As you might surmise from the books listed above this is not going to be a light blog post.
Zuboff’s book, The Age of Surveillance Capitalism really describes the zeitgeist of the era that we are in, where big corporations collect, tabulate, and monetize the information we provide for them on the social networking platforms. It deconstructs the Big Other, as she calls it, and paints a picture of how we are being increasingly enslaved to this new form of capitalism where every breath we take is recorded, collectivized, analyzed, and re-served to us in the form of targeted advertising. What’s so bad about this if it provides us the free services it does, like Facebook group video chat, selfies-galore on Instagram, and the amazing worldwide communication apparatus that is WhatsApp?
I think the problem relates to the other book reviewed in this post, The Uninhabitable Earth by David Wallace-Wells, which describes our warming planet as so threatening, the group Extinction Rebellion in the UK might be right: we are fighting for our very survival. So how does the dominant economic paradigm Zuboff explains jive with the end of civilization as we know it? I think it has to do with another term we might use for capitalism, that is, exploitative capitalism, which is, as explained in the past in this blog, moving all spigots to the top. We are indeed already living in a latter day Elysium with the 1% cloistered in paradises like in Singapore or Doha.
A recent anecdote by David Wallace-Wells himself points at the acceleration of the threat: there has been more carbon added to the atmosphere by humanity since Al Gore’s first An Inconvenient Truth than cumulatively through all of human civilization combined. With global actors like Greta Thunberg in Sweden and Alexandria Ocasio-Cortez in the US pushing us to act against these horrific facts it is a wonder that the tech world can remain business as usual, and in this destructive paradigm as Zuboff says we are in.
I feel, as Umair Haque does, that we are on the very precipice of human civilization. Where we must change all that there is to look at last to an optimistic limitless future. A real, as Haque calls it—adolescence—we must past through to survive Wallace-Wells’ abyss.
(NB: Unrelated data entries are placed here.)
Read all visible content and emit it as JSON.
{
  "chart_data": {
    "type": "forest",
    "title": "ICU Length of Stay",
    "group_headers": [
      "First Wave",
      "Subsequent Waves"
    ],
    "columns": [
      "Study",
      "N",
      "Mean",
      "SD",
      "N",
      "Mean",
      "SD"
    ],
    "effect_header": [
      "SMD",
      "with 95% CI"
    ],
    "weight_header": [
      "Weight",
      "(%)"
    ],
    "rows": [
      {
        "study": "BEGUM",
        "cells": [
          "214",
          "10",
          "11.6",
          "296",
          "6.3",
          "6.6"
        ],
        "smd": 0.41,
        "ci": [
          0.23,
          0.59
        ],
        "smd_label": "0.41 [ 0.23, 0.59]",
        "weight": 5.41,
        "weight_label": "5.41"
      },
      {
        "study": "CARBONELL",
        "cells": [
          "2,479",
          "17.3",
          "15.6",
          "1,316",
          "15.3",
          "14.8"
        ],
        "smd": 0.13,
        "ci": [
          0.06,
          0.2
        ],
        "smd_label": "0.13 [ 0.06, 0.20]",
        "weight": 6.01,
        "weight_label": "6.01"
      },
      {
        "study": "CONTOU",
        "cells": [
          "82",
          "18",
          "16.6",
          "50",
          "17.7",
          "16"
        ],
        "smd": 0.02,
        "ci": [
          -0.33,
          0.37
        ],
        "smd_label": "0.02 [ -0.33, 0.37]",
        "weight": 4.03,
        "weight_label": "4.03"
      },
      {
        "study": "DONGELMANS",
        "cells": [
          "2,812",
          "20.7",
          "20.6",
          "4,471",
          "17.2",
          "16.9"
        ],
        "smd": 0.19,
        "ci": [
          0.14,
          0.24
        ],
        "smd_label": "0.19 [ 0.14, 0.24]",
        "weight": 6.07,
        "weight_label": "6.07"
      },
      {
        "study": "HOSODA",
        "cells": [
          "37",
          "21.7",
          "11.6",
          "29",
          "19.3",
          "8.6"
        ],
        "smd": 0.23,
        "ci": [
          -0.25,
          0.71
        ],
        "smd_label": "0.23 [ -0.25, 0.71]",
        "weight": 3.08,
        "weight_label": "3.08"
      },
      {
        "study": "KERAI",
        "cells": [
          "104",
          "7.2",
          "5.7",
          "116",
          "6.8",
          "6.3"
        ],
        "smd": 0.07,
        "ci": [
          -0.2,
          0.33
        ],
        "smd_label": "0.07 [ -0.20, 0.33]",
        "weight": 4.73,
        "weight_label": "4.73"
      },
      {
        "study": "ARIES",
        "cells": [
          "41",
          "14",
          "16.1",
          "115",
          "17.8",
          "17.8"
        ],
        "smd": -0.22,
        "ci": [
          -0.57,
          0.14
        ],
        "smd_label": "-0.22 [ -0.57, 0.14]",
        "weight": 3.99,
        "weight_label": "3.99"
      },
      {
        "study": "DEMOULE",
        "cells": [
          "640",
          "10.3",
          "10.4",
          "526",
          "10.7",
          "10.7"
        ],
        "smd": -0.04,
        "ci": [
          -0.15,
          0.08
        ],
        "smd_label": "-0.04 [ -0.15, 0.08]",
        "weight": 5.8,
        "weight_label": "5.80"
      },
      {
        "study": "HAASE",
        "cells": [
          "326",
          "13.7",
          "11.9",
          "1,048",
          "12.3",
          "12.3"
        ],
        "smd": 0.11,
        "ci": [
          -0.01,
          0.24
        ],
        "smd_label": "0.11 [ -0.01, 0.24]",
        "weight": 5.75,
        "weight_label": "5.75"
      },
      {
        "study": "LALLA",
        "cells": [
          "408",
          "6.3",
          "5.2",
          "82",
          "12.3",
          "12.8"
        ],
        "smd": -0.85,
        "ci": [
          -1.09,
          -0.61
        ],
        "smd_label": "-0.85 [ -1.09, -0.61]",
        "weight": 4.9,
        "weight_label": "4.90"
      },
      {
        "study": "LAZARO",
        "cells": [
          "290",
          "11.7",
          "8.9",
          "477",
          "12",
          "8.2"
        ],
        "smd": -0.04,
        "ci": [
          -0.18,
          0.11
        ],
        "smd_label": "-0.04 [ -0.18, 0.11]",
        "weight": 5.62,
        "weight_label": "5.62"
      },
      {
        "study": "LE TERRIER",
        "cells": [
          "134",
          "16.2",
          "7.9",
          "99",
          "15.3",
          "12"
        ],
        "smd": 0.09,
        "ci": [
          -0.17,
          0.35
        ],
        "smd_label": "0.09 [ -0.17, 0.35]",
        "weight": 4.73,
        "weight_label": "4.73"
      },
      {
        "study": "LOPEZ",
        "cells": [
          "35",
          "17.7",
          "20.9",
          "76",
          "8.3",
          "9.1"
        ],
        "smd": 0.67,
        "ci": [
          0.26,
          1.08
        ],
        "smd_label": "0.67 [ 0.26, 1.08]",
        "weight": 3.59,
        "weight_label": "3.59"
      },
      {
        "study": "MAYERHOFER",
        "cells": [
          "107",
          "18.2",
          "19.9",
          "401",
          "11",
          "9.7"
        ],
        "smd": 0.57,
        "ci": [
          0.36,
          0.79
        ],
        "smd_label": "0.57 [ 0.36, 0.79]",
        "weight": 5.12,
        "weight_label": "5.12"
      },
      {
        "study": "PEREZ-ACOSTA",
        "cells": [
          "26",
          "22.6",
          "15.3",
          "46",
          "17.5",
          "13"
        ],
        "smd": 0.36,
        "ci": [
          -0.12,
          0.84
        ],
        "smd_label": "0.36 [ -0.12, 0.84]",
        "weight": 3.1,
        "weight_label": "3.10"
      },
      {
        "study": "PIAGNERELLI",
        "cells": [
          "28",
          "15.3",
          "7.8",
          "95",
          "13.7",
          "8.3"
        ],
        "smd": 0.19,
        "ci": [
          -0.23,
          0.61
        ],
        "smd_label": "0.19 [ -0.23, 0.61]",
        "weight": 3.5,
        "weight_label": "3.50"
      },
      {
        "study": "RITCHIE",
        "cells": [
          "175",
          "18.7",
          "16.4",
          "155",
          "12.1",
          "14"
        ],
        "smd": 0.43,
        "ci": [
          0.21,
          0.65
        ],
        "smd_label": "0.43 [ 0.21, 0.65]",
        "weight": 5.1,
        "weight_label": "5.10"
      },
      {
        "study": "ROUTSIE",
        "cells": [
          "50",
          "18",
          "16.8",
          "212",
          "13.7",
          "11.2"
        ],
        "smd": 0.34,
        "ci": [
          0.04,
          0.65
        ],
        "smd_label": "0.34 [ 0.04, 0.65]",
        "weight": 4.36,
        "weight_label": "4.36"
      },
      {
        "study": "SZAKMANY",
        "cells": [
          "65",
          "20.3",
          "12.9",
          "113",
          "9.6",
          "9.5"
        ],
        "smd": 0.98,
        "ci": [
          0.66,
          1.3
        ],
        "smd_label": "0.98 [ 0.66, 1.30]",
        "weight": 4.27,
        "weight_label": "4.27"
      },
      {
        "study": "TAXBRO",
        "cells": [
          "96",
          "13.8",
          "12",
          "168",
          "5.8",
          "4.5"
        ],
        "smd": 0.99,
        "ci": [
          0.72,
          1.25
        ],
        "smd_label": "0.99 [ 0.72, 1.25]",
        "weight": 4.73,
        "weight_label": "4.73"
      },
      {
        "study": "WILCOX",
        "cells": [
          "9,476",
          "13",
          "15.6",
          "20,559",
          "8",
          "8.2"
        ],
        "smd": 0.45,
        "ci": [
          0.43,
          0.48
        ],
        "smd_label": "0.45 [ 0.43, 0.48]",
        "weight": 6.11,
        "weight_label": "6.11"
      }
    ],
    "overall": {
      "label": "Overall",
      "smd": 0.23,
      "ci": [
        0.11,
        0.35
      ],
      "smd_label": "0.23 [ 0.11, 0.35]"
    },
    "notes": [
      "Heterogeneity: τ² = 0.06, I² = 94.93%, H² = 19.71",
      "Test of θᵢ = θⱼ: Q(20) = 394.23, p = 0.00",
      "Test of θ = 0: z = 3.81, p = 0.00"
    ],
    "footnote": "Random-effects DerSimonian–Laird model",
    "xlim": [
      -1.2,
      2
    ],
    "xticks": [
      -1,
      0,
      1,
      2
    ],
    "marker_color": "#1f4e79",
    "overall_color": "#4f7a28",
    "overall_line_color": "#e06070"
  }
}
And the change that must happen is equally relevant to the realities of surveillance capitalism and big tech in general. We must look to places like the Fediverse and open source technology to really move the global tech infrastructure forward in line with commensurate changes to our carbon footprint. An average non-tech person might not realize how much we have become slaves to the current techno-systems that they might not be able to connect the dots from Wallace-Well’s work to Zuboff’s work but for me it can’t be clear enough: instead of letting our economic system scrape the bottom of the barrel for economic growth, we must embrace Peter Diamandis‘ ideas of exponential growth and abundance to change the zeitgeist, the paradigm—the what have you, from one of deconstruction to one of construction, to as, exposited in the recent third book I read Future Consciousness: The Path to Purposeful Evolution: Design our next step of evolution pro-actively, with direction, on purpose.
It seems to me the only way we are going to get out of this mess.